Focolare Movement

Renata Borlone: bearing witness to joy

Mar 10, 2014

At a distance of 24 years, the witness of the light and joy of her life continues to be greatly relevant today. On February 27, a remembrance of her at the Maria Theotókos Sanctuary.

This year too, the anniversary of the Servant of God Renata Borlone (Civitavecchia 30/5/1930 – Loppiano 27/2/1990) was a moment of reflection on the life of a Christian and the enthusiasm for bringing the peace and joy of Christ everywhere.

The main appointment, the Holy Mass celebrated in the Sanctuary of Maria Theotókos, in Loppiano (Italy).

“The joy of the Gospel – as Pope Francis affrimed in the Evangelii gaudium – fills the heart and the entire life of those who meet Jesus”, and this was the experience of Renata.

A joy that springs forth from a soul who since adolescence had searched for God and for the beauty of His creation and who, having come to know the  Focolare Movement, didn’t spare her energies and enthusiasm in bearing witness daily to love and in contributing to build that unity of the human family that Jesus had asked the Father in his prayer before the passion.

The joy – Renata wrote in her diary – coincides with God… to possess it always means to possess God”; and still: “Joy in living for the others”, a joy that “cannot be conditioned by anything, by anyone” because “God loves me, even if I am incapable, even if I have made a mess in my life and I continue to do so”, but also that joy which, paradoxically, is “squeezed from suffering” and “drawn out from pain”.

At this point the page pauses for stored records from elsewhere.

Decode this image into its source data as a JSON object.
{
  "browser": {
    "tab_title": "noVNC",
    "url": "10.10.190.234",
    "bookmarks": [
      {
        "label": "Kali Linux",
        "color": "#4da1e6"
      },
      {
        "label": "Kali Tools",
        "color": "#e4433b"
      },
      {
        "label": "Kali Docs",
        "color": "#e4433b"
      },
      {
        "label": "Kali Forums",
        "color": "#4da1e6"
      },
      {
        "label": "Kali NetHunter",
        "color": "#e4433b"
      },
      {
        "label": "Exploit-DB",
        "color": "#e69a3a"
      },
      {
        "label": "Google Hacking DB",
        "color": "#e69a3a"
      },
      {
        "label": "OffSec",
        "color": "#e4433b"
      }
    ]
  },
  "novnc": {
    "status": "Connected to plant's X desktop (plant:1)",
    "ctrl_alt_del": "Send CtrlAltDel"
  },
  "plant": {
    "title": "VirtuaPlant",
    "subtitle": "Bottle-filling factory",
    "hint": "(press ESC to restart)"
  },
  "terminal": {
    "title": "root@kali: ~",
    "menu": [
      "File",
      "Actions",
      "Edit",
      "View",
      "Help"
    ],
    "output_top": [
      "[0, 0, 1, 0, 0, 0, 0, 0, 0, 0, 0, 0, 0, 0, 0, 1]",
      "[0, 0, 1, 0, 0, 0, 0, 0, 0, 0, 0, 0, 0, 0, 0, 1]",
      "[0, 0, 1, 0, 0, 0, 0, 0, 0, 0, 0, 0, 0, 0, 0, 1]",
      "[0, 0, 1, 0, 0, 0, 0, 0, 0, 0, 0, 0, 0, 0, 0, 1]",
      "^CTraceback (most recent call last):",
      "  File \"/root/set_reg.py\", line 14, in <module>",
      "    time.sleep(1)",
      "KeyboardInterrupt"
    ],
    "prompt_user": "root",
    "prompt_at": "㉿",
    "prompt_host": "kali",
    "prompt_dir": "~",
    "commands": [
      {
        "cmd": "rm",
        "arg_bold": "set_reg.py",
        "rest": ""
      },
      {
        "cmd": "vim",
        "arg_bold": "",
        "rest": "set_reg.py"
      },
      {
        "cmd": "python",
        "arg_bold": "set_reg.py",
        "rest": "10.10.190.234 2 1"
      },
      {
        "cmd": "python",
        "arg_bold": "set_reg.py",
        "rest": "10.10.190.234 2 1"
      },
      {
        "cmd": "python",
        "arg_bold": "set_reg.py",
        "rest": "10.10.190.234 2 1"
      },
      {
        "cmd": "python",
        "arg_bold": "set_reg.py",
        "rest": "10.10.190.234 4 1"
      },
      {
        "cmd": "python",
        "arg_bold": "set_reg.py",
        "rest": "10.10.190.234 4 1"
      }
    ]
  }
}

In the twenty three years that she was co-responsible of the Little City of Loppiano that now bears her name, Renata Borlone bore witness with coherence and humility, in front of thousands of people who spent time there for their formation or even for just short periods, of the joy of the life of the Gospel, giving her essential contribution to the new sociality that the Little City is committed to generating, by being always at the service of others and living with exceptional faith the serious illness that would lead to her death. “I am happy, too happy – she would repeat in the final instances of her earthly existence. I would like to bear witness that death is Life”.

And continuing to intertwine the words of the Pope and Renata, one is impressed by how much joy can be not only a fruit but may also cause change in the world and in overcoming difficulties. Pope Francis recently said in a homily at Saint Martha: “You cannot walk without joy, even in the midst of problems, even in difficulties, even in one’s own mistakes and sins there is the joy of Jesus who always forgives and helps”

And Renata wrote: “If I had to say something, I would emphasize that the joy that there is in Loppiano is born from the decision that each one makes to want to die to him or herself. I would say that also in this way the unity of peoples is already done, because the the oil that comes from squeezed olives is oil, and you can no longer distinguish one olive from another…”

Suffering and joy, therefore, challenge and conquest always to be renewed and never closed up within oneself: “May the others be happy, so that our Heaven here on earth may bring joy to the others”, “I did not give myself to Jesus so as to be happy, but so that my giving would find its meaning in the joy, in the happiness of others, of all those whom God will put beside me”.